Do serious internet research on the organiser
- Don't stop at the conference website — find the company behind it.
- Search LinkedIn for the events team; identify the specific person managing speakers.
- Read what they post and share: it reveals priorities the application form never will.
- Example: an events manager's LinkedIn post asking for diverse analytics speakers told Annika exactly what angle to pitch — even though she wasn't an analytics engineer.
Engage and be helpful before you pitch
- Follow organisers on social and respond genuinely to their posts — weeks or months before pitching.
- If they ask for speaker recommendations, nominate someone else first; generosity is memorable.
- When sending a LinkedIn connection request, write a human, context-specific note referencing the exact post you saw — not a generic template.
Find the organiser's personal email
- Generic conference inboxes go to a whole team; personal emails get read.
- Tools like RocketReach (free tier: ~5 lookups/month) can surface a direct address from a LinkedIn profile.
Check for mutual contacts
- Comb through the organiser's LinkedIn connections for people you both know.
- A name-drop with context ("we worked together at X") immediately lowers the stranger barrier.
Be curious — ask questions instead of assuming
- Many conferences have no formal application process; many don't want speakers from your category. Ask before assuming.
- A subject line like "Is there an application process?" is easy to answer and opens a dialogue.
- Use the word "this" with a hyperlink to relevant content you've shared — it creates curiosity and proves engagement.

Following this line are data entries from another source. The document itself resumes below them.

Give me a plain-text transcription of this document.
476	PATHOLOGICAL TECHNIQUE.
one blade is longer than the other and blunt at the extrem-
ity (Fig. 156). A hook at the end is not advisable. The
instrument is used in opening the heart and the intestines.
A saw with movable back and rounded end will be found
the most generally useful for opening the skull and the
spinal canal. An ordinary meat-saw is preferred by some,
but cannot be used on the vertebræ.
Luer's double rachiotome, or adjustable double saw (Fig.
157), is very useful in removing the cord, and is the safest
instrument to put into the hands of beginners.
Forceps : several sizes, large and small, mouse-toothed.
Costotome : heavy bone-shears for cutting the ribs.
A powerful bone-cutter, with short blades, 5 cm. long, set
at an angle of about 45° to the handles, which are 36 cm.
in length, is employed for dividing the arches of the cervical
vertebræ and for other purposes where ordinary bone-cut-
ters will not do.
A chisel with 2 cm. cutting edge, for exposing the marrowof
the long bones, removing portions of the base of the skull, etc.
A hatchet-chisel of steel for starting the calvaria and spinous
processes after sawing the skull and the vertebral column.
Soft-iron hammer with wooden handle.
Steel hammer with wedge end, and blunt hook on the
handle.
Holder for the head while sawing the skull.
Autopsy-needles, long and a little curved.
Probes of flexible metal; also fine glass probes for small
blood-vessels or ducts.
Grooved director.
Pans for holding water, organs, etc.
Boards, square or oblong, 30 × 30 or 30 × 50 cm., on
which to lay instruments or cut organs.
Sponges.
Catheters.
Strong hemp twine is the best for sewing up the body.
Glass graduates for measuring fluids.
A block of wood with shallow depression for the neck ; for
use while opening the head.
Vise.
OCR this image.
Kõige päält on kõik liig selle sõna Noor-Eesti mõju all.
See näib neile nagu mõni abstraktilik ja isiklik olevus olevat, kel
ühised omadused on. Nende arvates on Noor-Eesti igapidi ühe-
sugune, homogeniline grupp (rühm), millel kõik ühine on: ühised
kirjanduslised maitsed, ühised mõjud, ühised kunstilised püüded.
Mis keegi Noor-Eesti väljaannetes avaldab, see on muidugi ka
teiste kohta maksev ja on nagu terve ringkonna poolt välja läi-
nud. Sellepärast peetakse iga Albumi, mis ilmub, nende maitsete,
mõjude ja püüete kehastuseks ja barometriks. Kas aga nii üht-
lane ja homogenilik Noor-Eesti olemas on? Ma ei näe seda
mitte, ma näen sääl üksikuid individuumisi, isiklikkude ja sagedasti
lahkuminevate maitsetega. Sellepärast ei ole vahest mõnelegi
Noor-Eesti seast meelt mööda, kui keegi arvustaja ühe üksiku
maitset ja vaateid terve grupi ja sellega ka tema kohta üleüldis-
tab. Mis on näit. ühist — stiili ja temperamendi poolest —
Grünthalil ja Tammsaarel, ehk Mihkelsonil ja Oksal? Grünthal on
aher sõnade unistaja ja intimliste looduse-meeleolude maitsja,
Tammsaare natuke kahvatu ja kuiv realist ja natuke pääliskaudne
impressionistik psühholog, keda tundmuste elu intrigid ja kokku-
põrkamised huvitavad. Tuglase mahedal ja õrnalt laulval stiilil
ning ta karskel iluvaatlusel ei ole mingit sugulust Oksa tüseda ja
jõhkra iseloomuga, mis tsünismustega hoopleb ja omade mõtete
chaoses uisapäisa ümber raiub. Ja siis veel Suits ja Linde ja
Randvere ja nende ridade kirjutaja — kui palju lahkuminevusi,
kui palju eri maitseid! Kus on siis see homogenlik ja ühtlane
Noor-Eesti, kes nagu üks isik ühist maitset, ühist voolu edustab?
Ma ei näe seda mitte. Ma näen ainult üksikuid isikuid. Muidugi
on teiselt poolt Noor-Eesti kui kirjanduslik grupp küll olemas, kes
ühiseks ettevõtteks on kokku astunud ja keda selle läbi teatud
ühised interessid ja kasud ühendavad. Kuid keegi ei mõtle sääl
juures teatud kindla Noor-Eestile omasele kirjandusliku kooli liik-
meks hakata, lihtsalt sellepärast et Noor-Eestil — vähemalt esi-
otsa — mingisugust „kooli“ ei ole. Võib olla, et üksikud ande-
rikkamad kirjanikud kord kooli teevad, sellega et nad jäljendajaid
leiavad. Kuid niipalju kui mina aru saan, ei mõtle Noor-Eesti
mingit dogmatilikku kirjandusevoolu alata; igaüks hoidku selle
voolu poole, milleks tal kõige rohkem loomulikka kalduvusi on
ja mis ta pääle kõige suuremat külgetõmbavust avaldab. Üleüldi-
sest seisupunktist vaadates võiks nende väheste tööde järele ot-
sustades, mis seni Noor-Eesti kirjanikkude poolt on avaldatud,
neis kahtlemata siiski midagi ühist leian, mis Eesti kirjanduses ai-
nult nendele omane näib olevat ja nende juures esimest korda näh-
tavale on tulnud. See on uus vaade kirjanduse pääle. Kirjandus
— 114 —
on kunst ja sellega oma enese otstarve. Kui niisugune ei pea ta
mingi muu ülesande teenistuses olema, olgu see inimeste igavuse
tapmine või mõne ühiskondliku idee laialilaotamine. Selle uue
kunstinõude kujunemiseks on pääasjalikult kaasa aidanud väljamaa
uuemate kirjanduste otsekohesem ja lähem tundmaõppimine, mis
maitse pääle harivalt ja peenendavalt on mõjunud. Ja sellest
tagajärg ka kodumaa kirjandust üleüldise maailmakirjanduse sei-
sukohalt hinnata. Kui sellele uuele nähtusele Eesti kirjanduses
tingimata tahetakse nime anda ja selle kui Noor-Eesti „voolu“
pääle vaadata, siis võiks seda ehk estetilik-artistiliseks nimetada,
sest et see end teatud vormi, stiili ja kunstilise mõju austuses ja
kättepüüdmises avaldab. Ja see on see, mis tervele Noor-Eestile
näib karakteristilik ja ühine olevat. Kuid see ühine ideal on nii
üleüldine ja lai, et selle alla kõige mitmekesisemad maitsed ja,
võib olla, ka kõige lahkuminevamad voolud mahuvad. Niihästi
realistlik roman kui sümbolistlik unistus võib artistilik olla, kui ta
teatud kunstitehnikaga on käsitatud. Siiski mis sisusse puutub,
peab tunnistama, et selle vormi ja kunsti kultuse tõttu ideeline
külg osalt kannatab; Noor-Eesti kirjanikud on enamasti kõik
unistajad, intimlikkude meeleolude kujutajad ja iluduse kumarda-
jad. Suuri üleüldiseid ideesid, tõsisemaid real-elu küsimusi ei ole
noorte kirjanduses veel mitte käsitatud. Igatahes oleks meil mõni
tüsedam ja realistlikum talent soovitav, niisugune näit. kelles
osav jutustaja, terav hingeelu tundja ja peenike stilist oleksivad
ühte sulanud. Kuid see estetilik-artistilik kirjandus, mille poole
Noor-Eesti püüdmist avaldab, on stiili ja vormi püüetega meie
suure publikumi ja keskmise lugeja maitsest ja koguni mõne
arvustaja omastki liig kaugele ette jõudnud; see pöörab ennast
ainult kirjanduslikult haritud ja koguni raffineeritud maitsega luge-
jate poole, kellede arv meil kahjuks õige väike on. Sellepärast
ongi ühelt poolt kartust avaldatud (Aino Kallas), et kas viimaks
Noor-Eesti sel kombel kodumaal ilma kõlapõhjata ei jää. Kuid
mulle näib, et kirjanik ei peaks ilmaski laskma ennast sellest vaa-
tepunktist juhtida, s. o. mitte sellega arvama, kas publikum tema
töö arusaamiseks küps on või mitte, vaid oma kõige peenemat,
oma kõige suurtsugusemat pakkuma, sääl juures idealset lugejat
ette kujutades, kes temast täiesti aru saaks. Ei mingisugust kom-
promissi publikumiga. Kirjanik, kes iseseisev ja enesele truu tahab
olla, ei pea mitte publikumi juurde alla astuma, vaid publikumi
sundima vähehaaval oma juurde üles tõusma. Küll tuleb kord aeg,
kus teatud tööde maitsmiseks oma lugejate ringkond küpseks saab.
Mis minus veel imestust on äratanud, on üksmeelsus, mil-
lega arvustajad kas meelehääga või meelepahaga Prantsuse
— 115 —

- A casual ask after months of genuine engagement ("Any chance you need another copywriting speaker?") can work better than a formal pitch.
Write pitches that lead with value, not self-promotion
- Reference the organiser's specific goals or past content to show you did your homework.
- Build on what previous speakers covered rather than competing with them: "I have a few methods that go beyond Joanna's talk."
- Soft-pitch yourself at the end, not the top — after establishing a connection and offering something useful.
- End with a question to keep the conversation open.
Prove you can deliver
- Speaker page essentials: photos, a talk video, and attendee testimonials (verbatim quotes work well).
- No video yet? Use a blog post, podcast episode, or any written work that demonstrates subject-matter authority.
- First-time speakers should prove they know the topic, not just that they want the stage.
Play the long game
- Not getting accepted the first time is normal — many organisers book speakers in a second or third year.
- Use interim steps: attend the conference, guest-post on their blog, appear on their podcast.
- Each touchpoint builds familiarity that makes the next pitch warmer.